Useful Data   Robert Leverett
  Jun 04, 2004 11:19 PDT 


     The chatter about our impending research at MTSF has probably been
a bit much for those wanting to read about issues more relevant to their
situations. We want to include all ENTS members in the discussions, but
we've agreed among ourselves to move the back and forth chit chat into a
private e-mail stream. The ENTS list should be reserved for material of
broader interest.

     With respect to the current Mohawk project, I often worry about
what the results should be to justify the effort we're making. Given
what is happening to our native species, if our contributions find value
only as historical documentation, then for me, that is sufficient.
However, we will probably obtain results of practical value to the more
curious resource managers. Research results will provide us with
baseline indicators that we don't currently possess. For example, what
can we expect from natural regeneration on good white pine growing sites
at the 100-year mark and over? There is plenty of silvicultural data
collected for highly managed stands, but when it comes to natural
regeneration in specific locations like the Deerfield River corridor,
there are only the tables based on data from who knows where, collected
by who knows who, and actually representing who knows what? There are
lots of people with gut feels about growth rates, but perceptions are
all over the place.

      On state lands we have the Continuous Forest Inventory (CFI).
There are plenty of plots in the state forests that are periodically
monitored. Gary Beluzo knows the exact configuration. So far as I am
aware, CFI is the principal source of information about growth rates in
the public forests. I have seen many of the plots and know many of the
folks who do the monitoring. I have very mixed feelings about CFI and
its value. I have difficulty imagining how data from the plots I've seen
can give good pictures of the growing conditions in the areas they
ostensibly represent. I recall one plot on a dry ridge adjacent to a
mesic area. The difference in growing conditions couldn't be more
exaggerated. The ridge-side had been swept a fire perhaps 70 or 80 years
ago. Loss of top soil and the southeastern exposure makes tree growth
there now very slow. It would be classified as a very poor growing site.
However, fifty yards downslope from the last marked tree in the plot, a
terrace spreads out, covering about 4 acres. The ash growth on the
terrace is spectacular. In adjacent areas, tree growth is intermediate
between these extremes. So what does the CFI data from the plot tell us
about the general area? Well, maybe that was just an example of luck of
the draw. If the numbers from this CFI plot are dumped into a big data
pot and stirred along with hundreds of others, presumably, the averages
will work out, but work out to what? For what? I've seen other CFI plots
that are located in areas that are not representative of the surrounding
species mix or growing conditions, so I am skeptical that so much
unrepresentative data will somehow magically "average out" and do the
intended job of accurately conveying species mix and volume growth at
modest spatial scales. I see no point in applying data to an unusual
place like MTSF because it fits okay somewhere. Are we supposed to dumb
ourselves down to fit some very broad average?   

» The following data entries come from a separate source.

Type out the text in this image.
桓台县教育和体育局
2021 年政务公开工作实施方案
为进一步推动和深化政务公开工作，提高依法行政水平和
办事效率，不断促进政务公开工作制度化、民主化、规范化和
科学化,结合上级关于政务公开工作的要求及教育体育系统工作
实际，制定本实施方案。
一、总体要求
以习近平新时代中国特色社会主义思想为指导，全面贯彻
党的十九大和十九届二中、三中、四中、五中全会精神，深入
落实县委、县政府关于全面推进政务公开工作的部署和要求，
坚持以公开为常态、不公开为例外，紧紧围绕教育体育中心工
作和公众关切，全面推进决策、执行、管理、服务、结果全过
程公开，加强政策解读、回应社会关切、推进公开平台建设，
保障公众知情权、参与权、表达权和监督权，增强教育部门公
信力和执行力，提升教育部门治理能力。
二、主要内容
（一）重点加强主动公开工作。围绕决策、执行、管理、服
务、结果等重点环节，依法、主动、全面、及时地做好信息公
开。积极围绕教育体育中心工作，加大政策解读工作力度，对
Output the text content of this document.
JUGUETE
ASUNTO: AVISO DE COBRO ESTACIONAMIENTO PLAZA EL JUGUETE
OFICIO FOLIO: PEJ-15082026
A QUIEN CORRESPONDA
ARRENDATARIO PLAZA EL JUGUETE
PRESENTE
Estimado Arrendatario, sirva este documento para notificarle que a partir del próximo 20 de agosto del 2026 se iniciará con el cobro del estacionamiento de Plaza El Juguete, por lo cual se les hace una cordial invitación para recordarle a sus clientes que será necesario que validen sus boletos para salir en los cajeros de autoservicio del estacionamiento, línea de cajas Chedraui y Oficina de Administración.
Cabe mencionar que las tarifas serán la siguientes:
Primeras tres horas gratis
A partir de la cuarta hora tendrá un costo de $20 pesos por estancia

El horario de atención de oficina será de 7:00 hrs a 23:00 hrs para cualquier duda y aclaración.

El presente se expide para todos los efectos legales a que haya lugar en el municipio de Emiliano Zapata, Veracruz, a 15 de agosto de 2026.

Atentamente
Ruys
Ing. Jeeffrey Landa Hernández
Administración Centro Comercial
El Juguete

     BTW, tree height data are not being collected for these CFI plots,
just DBHs. Heights and volumes are presumably statistically derived from
radial growth. Very dangerous! We have documented ad nauseam the
problems associated with height measurements that use the percent scale
of clinometers with fixed baselines - the common forestry method. So,
can we assume that height data incorporated into existing volume models
suffers from errors associated with flawed measurement techniques that
vary with species - better for conifers than hardwoods. Yes, I think we
can assume that. Accurate volume determinations are highly improbable
from current CFI data fed to volume models. Nor do I believe that the
CFI data answers other relevant questions. None of the CFI data has
answered routine questions about MTSF's exemplary white pines.

     From a forestry perspective, I would assume that planners would
want to know the following about the Mohawk pines.

     1. Total acreage within identifiable age classes
     2. Standing basal area and volume within each age class
a. Percentage of basal area and volume by diameter class
b. Average number of stems by diameter class per acre
     3. Average growth rates in each age class
                        a. Radial
                        b. Height
                        c. Volume
     4. Percentage of each age class by volume of single-stemmed versus
multi-stemmed timber.

      At present, DCR may have rough board feet estimates, but nothing
more. So, developing truly tight stand-level baselines for the age
classes will provide DCR with plenty of practical information that they
don't currently have. So, this is presently my personal focus while
other team members focus on other aspects.

      One set of statistics I can develop fairly quickly is average
stand density, i.e. stems per acre. It looks like the average density
over an acreage of 100 to 140 acres is around 50. My present guess is
that the number of mature white pines in Mohawk lies somewhere between
3000 and 5000. There's about 2000 young pines. So the total number of
Mohawk pines lies between 5000 and 7000 - I think. It's a start.